Arkansas Gov. Asa Hutchinson (R) on Sunday defended employers mandating that employees get a COVID-19 vaccine, while saying he opposed such mandates by the federal and state governments.
“The states are sometimes coming in and saying, ‘Employers should not have the ability to impose a vaccine requirement on their workers.’ To me, that’s the wrong direction as well. It’s not practical in terms of creating that debate, but it’s not principled either,” Hutchinson said during “Meet the Press” on NBC.

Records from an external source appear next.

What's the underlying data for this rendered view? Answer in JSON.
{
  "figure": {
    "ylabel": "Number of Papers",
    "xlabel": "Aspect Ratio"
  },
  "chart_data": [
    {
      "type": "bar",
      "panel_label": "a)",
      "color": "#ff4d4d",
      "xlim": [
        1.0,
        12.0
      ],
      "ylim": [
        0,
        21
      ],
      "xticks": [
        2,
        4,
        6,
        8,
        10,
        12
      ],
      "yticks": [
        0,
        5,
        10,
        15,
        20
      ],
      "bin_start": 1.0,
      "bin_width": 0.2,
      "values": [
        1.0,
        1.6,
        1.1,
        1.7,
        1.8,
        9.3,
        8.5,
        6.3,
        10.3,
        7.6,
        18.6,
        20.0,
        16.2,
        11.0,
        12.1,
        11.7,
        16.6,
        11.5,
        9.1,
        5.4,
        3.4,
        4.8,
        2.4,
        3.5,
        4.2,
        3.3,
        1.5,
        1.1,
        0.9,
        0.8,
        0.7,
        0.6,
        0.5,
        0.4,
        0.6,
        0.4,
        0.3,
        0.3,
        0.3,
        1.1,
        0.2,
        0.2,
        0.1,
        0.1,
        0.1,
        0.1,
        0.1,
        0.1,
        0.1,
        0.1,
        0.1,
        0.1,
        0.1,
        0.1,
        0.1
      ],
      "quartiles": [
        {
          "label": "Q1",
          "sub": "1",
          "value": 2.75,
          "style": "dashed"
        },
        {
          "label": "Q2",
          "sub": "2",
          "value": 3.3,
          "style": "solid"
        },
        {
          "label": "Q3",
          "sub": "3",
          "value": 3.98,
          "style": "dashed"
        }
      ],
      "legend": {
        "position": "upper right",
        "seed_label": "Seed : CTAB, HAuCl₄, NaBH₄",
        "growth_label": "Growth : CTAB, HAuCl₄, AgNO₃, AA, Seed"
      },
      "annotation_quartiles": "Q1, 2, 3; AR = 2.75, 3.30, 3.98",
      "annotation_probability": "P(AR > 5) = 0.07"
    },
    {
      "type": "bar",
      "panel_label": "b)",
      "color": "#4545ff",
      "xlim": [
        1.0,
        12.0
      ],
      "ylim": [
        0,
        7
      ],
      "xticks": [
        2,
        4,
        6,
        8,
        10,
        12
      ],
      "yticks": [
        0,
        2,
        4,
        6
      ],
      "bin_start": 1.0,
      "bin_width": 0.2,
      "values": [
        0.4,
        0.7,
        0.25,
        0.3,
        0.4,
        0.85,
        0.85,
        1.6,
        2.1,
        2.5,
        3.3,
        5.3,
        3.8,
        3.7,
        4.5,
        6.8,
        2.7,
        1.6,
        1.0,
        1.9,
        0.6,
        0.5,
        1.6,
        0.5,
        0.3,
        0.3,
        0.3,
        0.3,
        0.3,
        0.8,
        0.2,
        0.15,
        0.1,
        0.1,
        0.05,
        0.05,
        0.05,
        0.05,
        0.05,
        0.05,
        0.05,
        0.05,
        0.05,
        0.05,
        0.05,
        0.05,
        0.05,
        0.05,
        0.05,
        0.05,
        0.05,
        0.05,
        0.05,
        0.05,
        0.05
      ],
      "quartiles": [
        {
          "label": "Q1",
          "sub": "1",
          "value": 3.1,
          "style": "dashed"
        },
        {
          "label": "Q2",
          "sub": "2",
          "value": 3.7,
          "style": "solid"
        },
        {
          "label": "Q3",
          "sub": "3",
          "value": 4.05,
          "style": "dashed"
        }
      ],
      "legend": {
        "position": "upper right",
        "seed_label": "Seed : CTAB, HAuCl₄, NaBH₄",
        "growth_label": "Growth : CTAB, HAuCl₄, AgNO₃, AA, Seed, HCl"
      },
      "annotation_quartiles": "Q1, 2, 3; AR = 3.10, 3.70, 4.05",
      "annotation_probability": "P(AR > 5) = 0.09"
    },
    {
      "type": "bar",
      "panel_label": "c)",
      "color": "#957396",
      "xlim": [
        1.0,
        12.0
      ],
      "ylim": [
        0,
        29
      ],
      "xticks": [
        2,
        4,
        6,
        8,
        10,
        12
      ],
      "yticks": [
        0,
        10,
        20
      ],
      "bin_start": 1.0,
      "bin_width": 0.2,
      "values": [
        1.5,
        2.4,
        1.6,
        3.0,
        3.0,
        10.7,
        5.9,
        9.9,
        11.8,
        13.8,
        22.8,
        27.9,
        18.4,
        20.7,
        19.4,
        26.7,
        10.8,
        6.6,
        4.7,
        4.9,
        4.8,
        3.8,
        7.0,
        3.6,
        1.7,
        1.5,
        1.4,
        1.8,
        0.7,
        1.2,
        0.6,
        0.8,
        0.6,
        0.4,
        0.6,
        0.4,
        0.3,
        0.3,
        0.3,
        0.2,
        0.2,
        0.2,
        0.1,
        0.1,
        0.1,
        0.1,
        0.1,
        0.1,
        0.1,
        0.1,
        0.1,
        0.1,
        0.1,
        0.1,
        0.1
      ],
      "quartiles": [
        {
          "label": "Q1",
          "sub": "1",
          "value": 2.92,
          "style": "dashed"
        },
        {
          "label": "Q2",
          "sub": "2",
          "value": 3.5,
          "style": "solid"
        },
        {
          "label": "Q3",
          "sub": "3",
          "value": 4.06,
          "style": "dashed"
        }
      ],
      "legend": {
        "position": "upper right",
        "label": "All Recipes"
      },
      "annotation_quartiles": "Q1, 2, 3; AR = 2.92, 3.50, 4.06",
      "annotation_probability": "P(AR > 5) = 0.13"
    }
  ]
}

“I am a defender of the employer’s right to provide a healthy workplace. You would have just as many workers say, ‘I don’t want to work there because it’s not a healthy workplace, because not everybody’s going to be vaccinated.’ The employers are in a tough position. They would have the prerogative to make those decisions and I support that,” Hutchinson said.
Hutchinson noted, however, that he did not believe that governments at the federal and state level should be involved in making the request for individuals to get vaccinated.
“Let me make it clear that when I say I don’t believe we ought to be engaging in mandates, I’m speaking of the government mandates, whether it’s a federal government mandate or a state government mandate,” Hutchinson said.
President Biden last month announced that a rule issued through the Department of Labor’s Occupational Safety and Health Administration would mandate private companies with at least 100 workers require their employees to get a COVID-19 vaccine or undergo weekly testing. That rule has not yet been formally issued.
That led Texas Gov. Greg Abbott (R) to issue an executive order prohibiting entities from enforcing a vaccinate mandate.
President Biden’s chief medical adviser Anthony Fauci on Sunday called Abbott’s ban “unfortunate” adding that “we know how effective vaccines are in preventing not only illness for the individual, but for the diminishing the dynamics of the infection in society.”